I wasn’t going to write this review. Someone else was going to have to cover this because I doubted my ability to think objectively due to my deep unconditional love of all things Harry Potter. I needn’t have worried about that.
Fantastic Beasts: The Crimes of Grindelwald is the sequel to 2016’s Fantastic Beasts and Where to Find Them. It is also the second prequel to the Harry Potter series written by JK Rowling and directed by David Yates. The film follows Newt Scamander, Albus Dumbledore, Credence Barebone and Gellert Grindelwald on their various exploits in Paris as the other characters race to stop Grindelwald’s plot.
This movie couldn’t have been in safer hands.

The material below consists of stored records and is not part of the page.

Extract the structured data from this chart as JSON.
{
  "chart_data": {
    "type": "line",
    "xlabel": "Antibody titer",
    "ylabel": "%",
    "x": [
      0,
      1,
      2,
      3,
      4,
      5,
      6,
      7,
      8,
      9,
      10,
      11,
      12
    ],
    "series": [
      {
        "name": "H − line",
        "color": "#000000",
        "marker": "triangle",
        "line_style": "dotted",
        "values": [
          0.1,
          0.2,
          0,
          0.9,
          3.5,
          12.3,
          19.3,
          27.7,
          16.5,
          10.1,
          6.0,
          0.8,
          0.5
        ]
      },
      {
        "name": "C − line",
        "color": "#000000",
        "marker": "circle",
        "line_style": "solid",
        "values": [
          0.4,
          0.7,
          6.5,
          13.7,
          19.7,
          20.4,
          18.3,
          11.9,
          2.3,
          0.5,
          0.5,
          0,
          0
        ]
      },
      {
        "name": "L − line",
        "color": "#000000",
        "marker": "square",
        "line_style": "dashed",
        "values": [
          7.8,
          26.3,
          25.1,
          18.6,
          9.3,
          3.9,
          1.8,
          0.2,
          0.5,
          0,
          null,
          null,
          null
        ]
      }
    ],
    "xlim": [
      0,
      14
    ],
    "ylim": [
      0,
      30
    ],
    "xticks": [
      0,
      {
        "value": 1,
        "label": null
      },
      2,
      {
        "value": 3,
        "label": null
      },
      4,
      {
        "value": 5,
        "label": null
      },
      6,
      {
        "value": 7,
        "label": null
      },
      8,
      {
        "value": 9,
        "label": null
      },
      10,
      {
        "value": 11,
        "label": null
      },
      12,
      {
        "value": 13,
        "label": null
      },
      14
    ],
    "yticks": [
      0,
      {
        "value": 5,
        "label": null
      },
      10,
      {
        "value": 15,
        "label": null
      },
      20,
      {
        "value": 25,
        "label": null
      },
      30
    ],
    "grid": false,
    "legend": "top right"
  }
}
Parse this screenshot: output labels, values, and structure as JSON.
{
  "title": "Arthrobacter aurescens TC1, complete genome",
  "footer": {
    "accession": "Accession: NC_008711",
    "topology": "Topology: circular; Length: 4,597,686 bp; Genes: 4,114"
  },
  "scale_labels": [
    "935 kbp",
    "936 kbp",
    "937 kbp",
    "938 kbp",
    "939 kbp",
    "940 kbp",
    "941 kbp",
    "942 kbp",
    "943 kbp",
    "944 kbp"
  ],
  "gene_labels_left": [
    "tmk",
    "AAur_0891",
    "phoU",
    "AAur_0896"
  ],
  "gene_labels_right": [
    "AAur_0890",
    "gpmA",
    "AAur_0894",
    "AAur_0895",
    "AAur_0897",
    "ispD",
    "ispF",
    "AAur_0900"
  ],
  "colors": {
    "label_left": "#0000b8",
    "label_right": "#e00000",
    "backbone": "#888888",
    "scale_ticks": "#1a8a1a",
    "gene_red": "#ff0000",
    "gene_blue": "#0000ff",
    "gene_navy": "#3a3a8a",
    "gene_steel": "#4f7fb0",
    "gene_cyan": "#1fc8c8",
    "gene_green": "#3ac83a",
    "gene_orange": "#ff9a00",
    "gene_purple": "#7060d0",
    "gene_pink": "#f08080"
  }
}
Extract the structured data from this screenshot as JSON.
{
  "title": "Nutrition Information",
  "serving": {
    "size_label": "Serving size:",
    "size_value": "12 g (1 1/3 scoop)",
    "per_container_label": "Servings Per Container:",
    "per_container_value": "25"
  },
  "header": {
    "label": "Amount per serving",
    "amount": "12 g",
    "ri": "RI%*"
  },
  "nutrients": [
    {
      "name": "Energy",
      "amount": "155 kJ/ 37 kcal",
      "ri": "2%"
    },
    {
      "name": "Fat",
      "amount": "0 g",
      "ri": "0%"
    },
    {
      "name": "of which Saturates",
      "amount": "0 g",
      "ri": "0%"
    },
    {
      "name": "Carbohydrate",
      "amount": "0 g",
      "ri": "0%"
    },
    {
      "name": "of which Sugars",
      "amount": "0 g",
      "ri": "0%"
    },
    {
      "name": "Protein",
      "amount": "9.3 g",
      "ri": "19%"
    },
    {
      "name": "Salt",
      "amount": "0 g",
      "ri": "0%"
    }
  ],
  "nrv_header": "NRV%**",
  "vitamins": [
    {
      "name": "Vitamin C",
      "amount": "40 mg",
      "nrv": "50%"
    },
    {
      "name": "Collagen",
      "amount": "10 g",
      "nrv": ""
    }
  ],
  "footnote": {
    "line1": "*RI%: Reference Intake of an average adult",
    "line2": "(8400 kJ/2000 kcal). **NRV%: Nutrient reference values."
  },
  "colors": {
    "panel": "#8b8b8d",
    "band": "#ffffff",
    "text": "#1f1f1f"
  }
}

Rowling obviously, is to thank for this wonderful universe and Yates has expertly handled every film since Goblet of Fire. Which is why it breaks my heart to call TCoG a sloppily written, confusing, cacophonous clusterbomb containing some things I like.

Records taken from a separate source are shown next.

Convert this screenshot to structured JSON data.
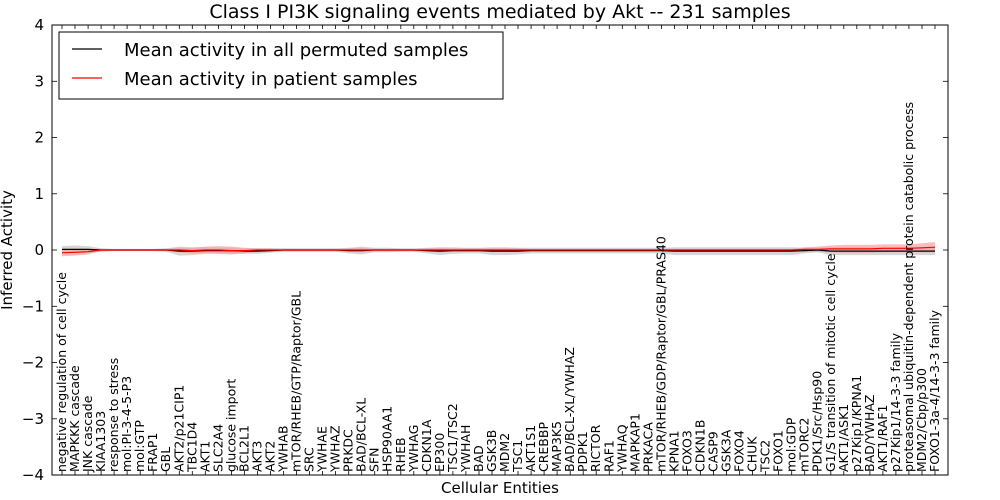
{
  "chart_data": {
    "type": "line",
    "title": "Class I PI3K signaling events mediated by Akt -- 231 samples",
    "xlabel": "Cellular Entities",
    "ylabel": "Inferred Activity",
    "ylim": [
      -4,
      4
    ],
    "yticks": [
      -4,
      -3,
      -2,
      -1,
      0,
      1,
      2,
      3,
      4
    ],
    "legend": {
      "placement": "top-left",
      "entries": [
        {
          "name": "Mean activity in all permuted samples",
          "color": "#000000"
        },
        {
          "name": "Mean activity in patient samples",
          "color": "#ff0000"
        }
      ]
    },
    "categories": [
      "negative regulation of cell cycle",
      "MAPKKK cascade",
      "JNK cascade",
      "KIAA1303",
      "response to stress",
      "mol:PI-3-4-5-P3",
      "mol:GTP",
      "FRAP1",
      "GBL",
      "AKT2/p21CIP1",
      "TBC1D4",
      "AKT1",
      "SLC2A4",
      "glucose import",
      "BCL2L1",
      "AKT3",
      "AKT2",
      "YWHAB",
      "mTOR/RHEB/GTP/Raptor/GBL",
      "SRC",
      "YWHAE",
      "YWHAZ",
      "PRKDC",
      "BAD/BCL-XL",
      "SFN",
      "HSP90AA1",
      "RHEB",
      "YWHAG",
      "CDKN1A",
      "EP300",
      "TSC1/TSC2",
      "YWHAH",
      "BAD",
      "GSK3B",
      "MDM2",
      "TSC1",
      "AKT1S1",
      "CREBBP",
      "MAP3K5",
      "BAD/BCL-XL/YWHAZ",
      "PDPK1",
      "RICTOR",
      "RAF1",
      "YWHAQ",
      "MAPKAP1",
      "PRKACA",
      "mTOR/RHEB/GDP/Raptor/GBL/PRAS40",
      "KPNA1",
      "FOXO3",
      "CDKN1B",
      "CASP9",
      "GSK3A",
      "FOXO4",
      "CHUK",
      "TSC2",
      "FOXO1",
      "mol:GDP",
      "mTORC2",
      "PDK1/Src/Hsp90",
      "G1/S transition of mitotic cell cycle",
      "AKT1/ASK1",
      "p27Kip1/KPNA1",
      "BAD/YWHAZ",
      "AKT1/RAF1",
      "p27Kip1/14-3-3 family",
      "proteasomal ubiquitin-dependent protein catabolic process",
      "MDM2/Cbp/p300",
      "FOXO1-3a-4/14-3-3 family"
    ],
    "series": [
      {
        "name": "Mean activity in all permuted samples",
        "color": "#000000",
        "band_color": "#c8c8c8",
        "values": [
          0.01,
          0.01,
          0.01,
          0.0,
          0.0,
          0.0,
          0.0,
          0.0,
          0.0,
          -0.02,
          -0.02,
          -0.01,
          -0.01,
          -0.01,
          -0.02,
          -0.02,
          -0.01,
          0.0,
          0.0,
          0.0,
          0.0,
          0.0,
          -0.01,
          -0.01,
          0.0,
          0.0,
          0.0,
          0.0,
          -0.01,
          -0.02,
          -0.01,
          -0.01,
          -0.01,
          -0.02,
          -0.02,
          -0.02,
          -0.01,
          -0.01,
          -0.01,
          -0.01,
          -0.01,
          -0.01,
          -0.01,
          -0.01,
          -0.01,
          -0.01,
          -0.01,
          -0.02,
          -0.02,
          -0.02,
          -0.02,
          -0.02,
          -0.02,
          -0.02,
          -0.02,
          -0.02,
          -0.02,
          -0.01,
          0.0,
          -0.02,
          -0.02,
          -0.02,
          -0.02,
          -0.02,
          -0.02,
          -0.02,
          -0.02,
          -0.02
        ],
        "band": [
          0.06,
          0.07,
          0.06,
          0.03,
          0.02,
          0.02,
          0.02,
          0.02,
          0.03,
          0.08,
          0.07,
          0.06,
          0.05,
          0.05,
          0.05,
          0.05,
          0.04,
          0.03,
          0.03,
          0.03,
          0.03,
          0.03,
          0.05,
          0.07,
          0.04,
          0.04,
          0.03,
          0.03,
          0.05,
          0.07,
          0.06,
          0.05,
          0.05,
          0.07,
          0.07,
          0.06,
          0.05,
          0.05,
          0.05,
          0.05,
          0.05,
          0.05,
          0.05,
          0.05,
          0.05,
          0.05,
          0.05,
          0.07,
          0.07,
          0.07,
          0.07,
          0.07,
          0.07,
          0.07,
          0.07,
          0.07,
          0.07,
          0.05,
          0.04,
          0.07,
          0.07,
          0.07,
          0.07,
          0.07,
          0.07,
          0.07,
          0.07,
          0.07
        ]
      },
      {
        "name": "Mean activity in patient samples",
        "color": "#ff0000",
        "band_color": "#f4a0a0",
        "values": [
          -0.05,
          -0.04,
          -0.03,
          0.0,
          0.0,
          0.0,
          0.0,
          0.0,
          0.0,
          0.0,
          -0.01,
          0.0,
          0.0,
          -0.01,
          -0.01,
          0.0,
          0.0,
          0.0,
          0.0,
          0.0,
          0.0,
          0.0,
          0.0,
          0.0,
          0.0,
          0.0,
          0.0,
          0.0,
          0.0,
          0.0,
          0.0,
          0.0,
          0.0,
          0.0,
          0.0,
          0.0,
          0.0,
          0.0,
          0.0,
          0.0,
          0.0,
          0.0,
          0.0,
          0.0,
          0.0,
          0.0,
          0.0,
          0.0,
          0.0,
          0.0,
          0.0,
          0.0,
          0.0,
          0.0,
          0.0,
          0.0,
          0.0,
          0.01,
          0.01,
          0.02,
          0.02,
          0.02,
          0.02,
          0.03,
          0.03,
          0.03,
          0.04,
          0.05
        ],
        "band": [
          0.06,
          0.06,
          0.05,
          0.02,
          0.01,
          0.01,
          0.01,
          0.01,
          0.02,
          0.04,
          0.05,
          0.06,
          0.07,
          0.07,
          0.05,
          0.03,
          0.03,
          0.02,
          0.02,
          0.02,
          0.02,
          0.02,
          0.03,
          0.04,
          0.02,
          0.02,
          0.02,
          0.02,
          0.03,
          0.04,
          0.03,
          0.03,
          0.03,
          0.03,
          0.03,
          0.03,
          0.02,
          0.02,
          0.02,
          0.02,
          0.02,
          0.02,
          0.02,
          0.02,
          0.02,
          0.02,
          0.02,
          0.02,
          0.02,
          0.02,
          0.02,
          0.02,
          0.02,
          0.02,
          0.02,
          0.02,
          0.02,
          0.04,
          0.05,
          0.06,
          0.07,
          0.07,
          0.07,
          0.07,
          0.07,
          0.07,
          0.08,
          0.09
        ]
      }
    ]
  }
}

The problem with this film is summarised in the title. It’s evident that the producers couldn’t decide if they wanted to make a Fantastic Beasts franchise or a Grindelwald franchise. The two elements have absolutely nothing to do with each other and result in a flabby script. There are about eight subplots and it’s not clear which one is the main one. The end product comes off more like a Game of Thrones episode than a Fantastic Beasts sequel. I’m sure in the grand scheme of things, Rowling’s five-film-story is being advanced but that’s not an excuse for making a movie that’s unsatisfactory in its own right.

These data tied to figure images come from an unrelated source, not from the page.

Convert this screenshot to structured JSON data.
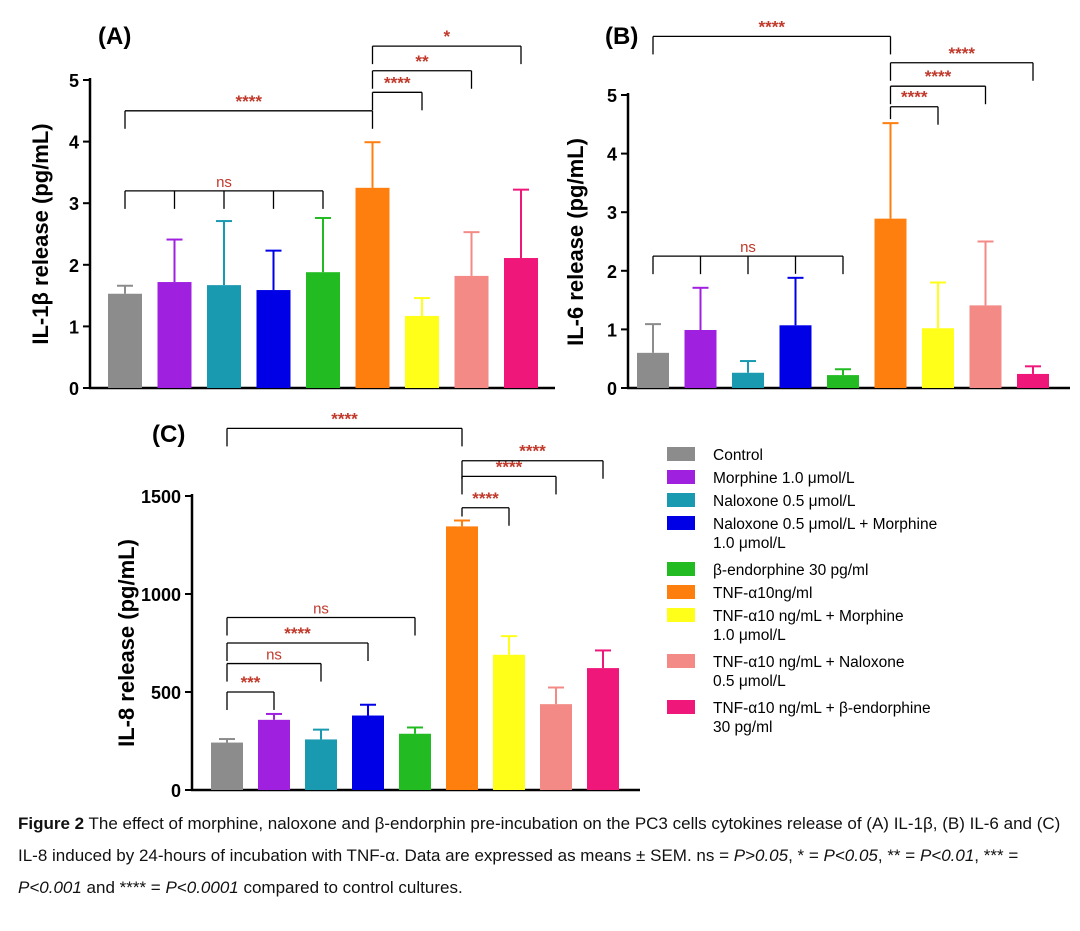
{
  "colors": {
    "sig": "#c0392b",
    "axis": "#000000",
    "series": [
      "#8c8c8c",
      "#a020e0",
      "#1a9ab0",
      "#0000e6",
      "#22bb22",
      "#ff7f0e",
      "#ffff1a",
      "#f48a86",
      "#f0177a"
    ]
  },
  "legend": {
    "items": [
      [
        "Control"
      ],
      [
        "Morphine 1.0 μmol/L"
      ],
      [
        "Naloxone 0.5 μmol/L"
      ],
      [
        "Naloxone 0.5 μmol/L + Morphine",
        "1.0 μmol/L"
      ],
      [
        "β-endorphine 30 pg/ml"
      ],
      [
        "TNF-α10ng/ml"
      ],
      [
        "TNF-α10 ng/mL + Morphine",
        "1.0 μmol/L"
      ],
      [
        "TNF-α10 ng/mL + Naloxone",
        "0.5 μmol/L"
      ],
      [
        "TNF-α10 ng/mL + β-endorphine",
        "30 pg/ml"
      ]
    ]
  },
  "chart_data": [
    {
      "type": "bar",
      "panel": "(A)",
      "ylabel": "IL-1β release (pg/mL)",
      "ylim": [
        0,
        5
      ],
      "yticks": [
        0,
        1,
        2,
        3,
        4,
        5
      ],
      "values": [
        1.53,
        1.72,
        1.67,
        1.59,
        1.88,
        3.25,
        1.17,
        1.82,
        2.11
      ],
      "errors": [
        0.13,
        0.69,
        1.04,
        0.64,
        0.88,
        0.74,
        0.29,
        0.71,
        1.11
      ],
      "brackets": [
        {
          "label": "ns",
          "from": 0,
          "to": [
            1,
            2,
            3,
            4
          ],
          "level": 3.2,
          "ns": true
        },
        {
          "label": "****",
          "from": 0,
          "to": [
            5
          ],
          "level": 4.5,
          "ns": false
        },
        {
          "label": "****",
          "from": 5,
          "to": [
            6
          ],
          "level": 4.8,
          "ns": false
        },
        {
          "label": "**",
          "from": 5,
          "to": [
            7
          ],
          "level": 5.15,
          "ns": false
        },
        {
          "label": "*",
          "from": 5,
          "to": [
            8
          ],
          "level": 5.55,
          "ns": false
        }
      ]
    },
    {
      "type": "bar",
      "panel": "(B)",
      "ylabel": "IL-6 release (pg/mL)",
      "ylim": [
        0,
        5
      ],
      "yticks": [
        0,
        1,
        2,
        3,
        4,
        5
      ],
      "values": [
        0.6,
        0.99,
        0.26,
        1.07,
        0.22,
        2.89,
        1.02,
        1.41,
        0.24
      ],
      "errors": [
        0.49,
        0.72,
        0.2,
        0.81,
        0.1,
        1.63,
        0.78,
        1.09,
        0.13
      ],
      "brackets": [
        {
          "label": "ns",
          "from": 0,
          "to": [
            1,
            2,
            3,
            4
          ],
          "level": 2.25,
          "ns": true
        },
        {
          "label": "****",
          "from": 0,
          "to": [
            5
          ],
          "level": 6.0,
          "ns": false
        },
        {
          "label": "****",
          "from": 5,
          "to": [
            6
          ],
          "level": 4.8,
          "ns": false
        },
        {
          "label": "****",
          "from": 5,
          "to": [
            7
          ],
          "level": 5.15,
          "ns": false
        },
        {
          "label": "****",
          "from": 5,
          "to": [
            8
          ],
          "level": 5.55,
          "ns": false
        }
      ]
    },
    {
      "type": "bar",
      "panel": "(C)",
      "ylabel": "IL-8 release (pg/mL)",
      "ylim": [
        0,
        1500
      ],
      "yticks": [
        0,
        500,
        1000,
        1500
      ],
      "values": [
        242,
        358,
        258,
        380,
        287,
        1345,
        690,
        438,
        622
      ],
      "errors": [
        18,
        30,
        50,
        55,
        32,
        30,
        95,
        85,
        90
      ],
      "brackets": [
        {
          "label": "***",
          "from": 0,
          "to": [
            1
          ],
          "level": 500,
          "ns": false
        },
        {
          "label": "ns",
          "from": 0,
          "to": [
            2
          ],
          "level": 645,
          "ns": true
        },
        {
          "label": "****",
          "from": 0,
          "to": [
            3
          ],
          "level": 750,
          "ns": false
        },
        {
          "label": "ns",
          "from": 0,
          "to": [
            4
          ],
          "level": 880,
          "ns": true
        },
        {
          "label": "****",
          "from": 0,
          "to": [
            5
          ],
          "level": 1845,
          "ns": false
        },
        {
          "label": "****",
          "from": 5,
          "to": [
            6
          ],
          "level": 1440,
          "ns": false
        },
        {
          "label": "****",
          "from": 5,
          "to": [
            7
          ],
          "level": 1600,
          "ns": false
        },
        {
          "label": "****",
          "from": 5,
          "to": [
            8
          ],
          "level": 1680,
          "ns": false
        }
      ]
    }
  ],
  "caption": {
    "label": "Figure 2",
    "t1": " The effect of morphine, naloxone and β-endorphin pre-incubation on the PC3 cells cytokines release of (A) IL-1β, (B) IL-6 and (C) IL-8 induced by 24-hours of incubation with TNF-α. Data are expressed as means ± SEM. ns = ",
    "p1": "P>0.05",
    "t2": ", * = ",
    "p2": "P<0.05",
    "t3": ", ** = ",
    "p3": "P<0.01",
    "t4": ", *** = ",
    "p4": "P<0.001",
    "t5": " and **** = ",
    "p5": "P<0.0001",
    "t6": " compared to control cultures."
  }
}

Because of this meandering unfocused shuffling of subplots, with half an hour to go, you have no clue what’s happening. The way Rowling resolves this is to have seven characters all meet in the same room and spend 10 minutes explaining the backstory. It’s a truly atrocious information dump which was upsetting to listen to. I’m a massive fan of this and knew all this backstory anyway and I still couldn’t follow it.
The shining light in all this is Jude Law as Albus Dumbledore. He’s very whimsical and twinkly with the inner pain that I expect of the character. He’s by far the best live-action Dumbledore and every one of his ten minutes of screen time was a delight.
However, while it pains me to admit, I cannot recommend this move in good faith. It’s a 130-minute trailer for the next three films that fails to stand alone as a complete story.
Oh, and it’s compulsory of me at this point to point out that I hate Johnny Depp as Grindelwald. If you’re trying to build a character whose main strength is his silver-tongued seductiveness, maybe don’t make him a bleached creepy fop who looks like he fell out of the Hunger Games aristocracy.